BRAMPTON, Ont. — With about 48 minutes gone in Canada’s quarterfinal game against Sweden at the IIHF Women’s World Championship, the home team was having a nice skate. They had a two-goal lead, and the Swedes had managed just seven shots on net.
At their most effective, this Canadian team smothers opponents, pressing on the attack while also chasing down pucks while out of possession. No one outside the United States has been able to keep up for very long.
But then, Sweden’s Lina Ljungblom took a pass in the slot while on the power play and fired the puck past Emerance Maschmeyer in the Canadian net. From casual dominance to a narrow lead in a blink. Such is hockey at times.
It set up an intriguing third period. Would Canada start the smothering again? Or did the Swedes have another goal in them to set up a possible shock upset?
Yes. And also yes. Sweden didn’t get their first shot on goal of the final period until almost halfway through it. It took another nine minutes to get their second. Canada had 16 shots on goal over the same stretch. Sweden’s third shot came with 9.2 seconds left. And it went in. With the goalie pulled and after a high shot came back off the glass, teenager Hilda Svensson batted the puck past Maschmeyer. Tie game. Shots on goal to that point 48-14, Canada.
This is why you have to capitalize on your chances, kids. It’s the second consecutive game in which Canada gave up a lead in the dying seconds, following two American goals in the final 39 seconds on Monday night. They won that one in a shootout.
In the end, the late mistake on Thursday didn’t matter. A three-on-three overtime followed, in which Canada looked like they were skating line rushes, swarming Emma Soderberg in the Swedish net and generating chance after chance. Sarah Nurse ended things in the fifth minute with a floating wrist shot over the goaltender’s shoulder.
“That was crazy,” Nurse, 28, said of her second goal of the game. “I think we all took a deep breath going into overtime. We wanted to come out and make a statement and win the game.”
The statement was certainly made. Nurse said she almost jumped over the boards three times when the puck was on a Canadian stick and the game looked like it was about to be over, only to see a shot just miss or Soderberg make another of her 54 saves.

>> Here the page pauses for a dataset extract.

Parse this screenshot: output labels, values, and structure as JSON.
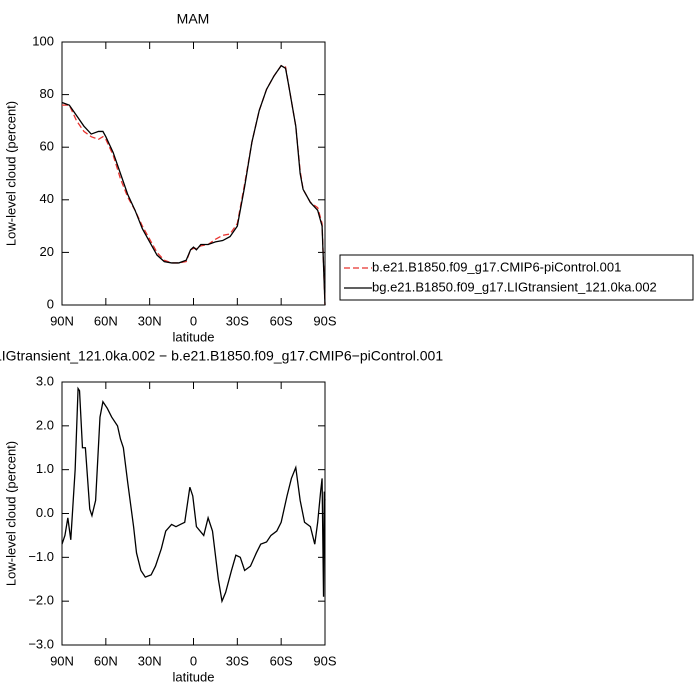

“It felt like it was going to come for us,” Nurse said.
Marie-Philip Poulin, the Canadian captain who is no stranger to big goals, said that her team is comfortable playing with just the three skaters, something they have worked on a lot since the format was introduced to international competition five years ago.
“It’s a game of possession in that moment,” she said. “Obviously, we’re very happy with the way we played three-on-three, but we don’t want that to happen again.”
Through this tournament’s preliminary round, the defending champions had proven a couple of things. First, they remained quite similar to the team that had dominated the 2022 calendar, winning their first three games comfortably and then controlling most of the fourth against the United States before a last-second collapse that forced overtime and an eventual shootout win. None of that was surprising, as this is a familiar Team Canada, captained by Poulin and with a pile of returning stars like Brianne Jenner, Sarah Nurse and Sarah Fillier.
But Canada had also displayed one weak spot: a tendency toward slow starts. Their first periods weren’t great, and after every win various players and coach Troy Ryan discussed the need to get their legs under them sooner, or play their game earlier, or assorted other clichés. The problem was particularly notable against the Americans, who had a dominant first 10 minutes and a one-goal lead before the Canadians started dictating more of the play.
Team Canada hadn’t quite been the force that it had been at the Beijing Olympics — where it beat the non-U.S. opponents by a combined 29-3 in the prelims — but it was deep and talented and would be a tough out. This is, of course, generally the case with this team. If Canada doesn’t roll through the opening stages of an international tournament, there is talk of the need for hockey summits if not royal commissions of inquiry.
The home team didn’t struggle through the opening stages of their quarter-final, unless you count the first shift or two, when the Swedes managed a pair of shots. From there, Canada was all over the ice, spending long periods in the Sweden end and turning their opponents over when the puck came back out to begin a new attack. That relentlessness has been a trait of this group at its best; it came early on Thursday night. One of those rushes brought Canada’s first goal just past eight minutes in, with Blayre Turnbull darting into open ice down the right wing, cutting across the face of goal and slipping a backhand shot past Soderberg. Nurse would add to the lead in the second period, forcing a turnover on the wall, walking in and putting a wrist shot above Soderberg’s shoulder. At that point, with Sweden having created so little, it seemed like job done.
It was not.
The Canadians will play the winner of the Switzerland-Japan quarterfinal, the late game on Thursday, in the semifinals on Saturday. They will again be heavy favourites. And they will again be trying to put the game away sooner.